Ingredients
Rib Eye
- 250 gr Lamb rib eye
- 1 tbsp. Oil
- 2 tbsp. Butter
- 2 Cloves garlic
- Thyme
- Salt
- Black pepper, freshly grinded
Add salt and pepper before frying and roll the meat well in the spice. Heat the pan with oil and butter. Put the meat on the pan when the butter starts to brown. Add garlic and thyme onto the pan. Brown well all over. Place the garlic and thyme on top of the meat for good skin texture. Heat the oven to 170°C. Place the meat in an oven baking tray and use a thermometer to measure core temperature. Bake until it reaches 58°C (10 minutes). Remove the lamb from the oven and rest for 10 minutes without cutting it so the meat doesn’t lose its fluids.
Parsley root puree
- 1 tsp. Butter
- 300 gr Parsley root, diced
- 500 ml Heavy cream
Fry the parsley root in butter until browned. Add cream and boil until the parsley is cooked through. Put it in a blender with salt and blend well.
Pickling liquid
- 250 ml Water
- 250 ml Apple vinegar
- 250 gr Sugar
- 4 Thyme sprigs
- 1 tbsp. Whole black pepper corns
- 2 Cloves garlic
- 1 Fennel bulb, diced
- 1 Star anise
- Method:
- Bring to boil and rest for 1 hour before using.

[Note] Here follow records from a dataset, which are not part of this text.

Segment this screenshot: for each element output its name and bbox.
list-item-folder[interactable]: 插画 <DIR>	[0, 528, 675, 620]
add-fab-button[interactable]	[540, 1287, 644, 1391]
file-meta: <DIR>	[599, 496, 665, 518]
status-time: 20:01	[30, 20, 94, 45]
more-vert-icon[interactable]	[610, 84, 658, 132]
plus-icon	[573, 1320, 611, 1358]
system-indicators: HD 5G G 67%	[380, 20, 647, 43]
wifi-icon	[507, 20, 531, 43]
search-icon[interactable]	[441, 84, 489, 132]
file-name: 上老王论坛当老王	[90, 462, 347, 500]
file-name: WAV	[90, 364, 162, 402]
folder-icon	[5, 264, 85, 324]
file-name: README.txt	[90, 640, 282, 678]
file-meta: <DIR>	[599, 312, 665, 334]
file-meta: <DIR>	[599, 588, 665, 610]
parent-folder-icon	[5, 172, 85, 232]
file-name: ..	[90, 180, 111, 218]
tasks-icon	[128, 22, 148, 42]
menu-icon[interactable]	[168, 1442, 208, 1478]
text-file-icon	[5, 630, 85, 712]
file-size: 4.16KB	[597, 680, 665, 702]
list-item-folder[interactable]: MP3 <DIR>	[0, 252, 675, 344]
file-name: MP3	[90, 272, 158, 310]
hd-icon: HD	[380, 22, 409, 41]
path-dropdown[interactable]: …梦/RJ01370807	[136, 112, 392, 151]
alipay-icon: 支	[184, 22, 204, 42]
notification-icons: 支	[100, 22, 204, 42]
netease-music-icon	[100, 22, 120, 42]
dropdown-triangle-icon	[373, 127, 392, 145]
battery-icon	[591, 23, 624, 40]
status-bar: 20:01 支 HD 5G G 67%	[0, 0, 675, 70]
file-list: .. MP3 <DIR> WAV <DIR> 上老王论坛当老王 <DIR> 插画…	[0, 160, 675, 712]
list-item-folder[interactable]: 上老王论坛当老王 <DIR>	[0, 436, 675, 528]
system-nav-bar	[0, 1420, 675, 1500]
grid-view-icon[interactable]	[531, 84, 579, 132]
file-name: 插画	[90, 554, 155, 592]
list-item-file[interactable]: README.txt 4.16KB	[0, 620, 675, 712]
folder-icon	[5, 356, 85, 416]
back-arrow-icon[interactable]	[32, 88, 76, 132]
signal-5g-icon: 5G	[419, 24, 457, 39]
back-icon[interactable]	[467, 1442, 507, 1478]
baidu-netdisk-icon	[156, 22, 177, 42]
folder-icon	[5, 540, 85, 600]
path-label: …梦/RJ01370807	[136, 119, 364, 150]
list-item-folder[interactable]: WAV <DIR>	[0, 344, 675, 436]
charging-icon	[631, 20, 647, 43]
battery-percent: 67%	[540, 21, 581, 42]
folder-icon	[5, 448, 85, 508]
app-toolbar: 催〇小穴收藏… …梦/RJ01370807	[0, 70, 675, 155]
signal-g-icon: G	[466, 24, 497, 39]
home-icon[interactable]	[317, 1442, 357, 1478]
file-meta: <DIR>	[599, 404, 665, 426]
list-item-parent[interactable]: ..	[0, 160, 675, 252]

- Roasted shallots and turnips
- 8 Turnip wedges
- 5 Shallots
- 2 tbsp. Pickling liquid
- 2 tbsp. Oil
- Salt
Heat the oven to 179°C. Drizzle a little bit of pickling liquid, oil and salt on the vegetables and toss to coat. Bake for 30 minutes, stirring every 10 minutes.
Thyme broth sauce
- 1 liter Lamb broth
- 2 Cloves garlic
- 1 tbsp. Butter
- Salt
- 5 Thyme sprigs
Melt the butter in a pot and add thyme and garlic. Fry for 2-3 minutes then add broth and salt. Boil for 30 minutes, strain then boil until broth has reduced by half.
Potato puree
- 200gr Potatoes
- 200 gr Heavy cream
- 1 tbsp. Butter
- 2 Thyme sprigs
Boil Potatoes with thyme until soft. In a blender, Blend potatoes with cream and butter until creamy.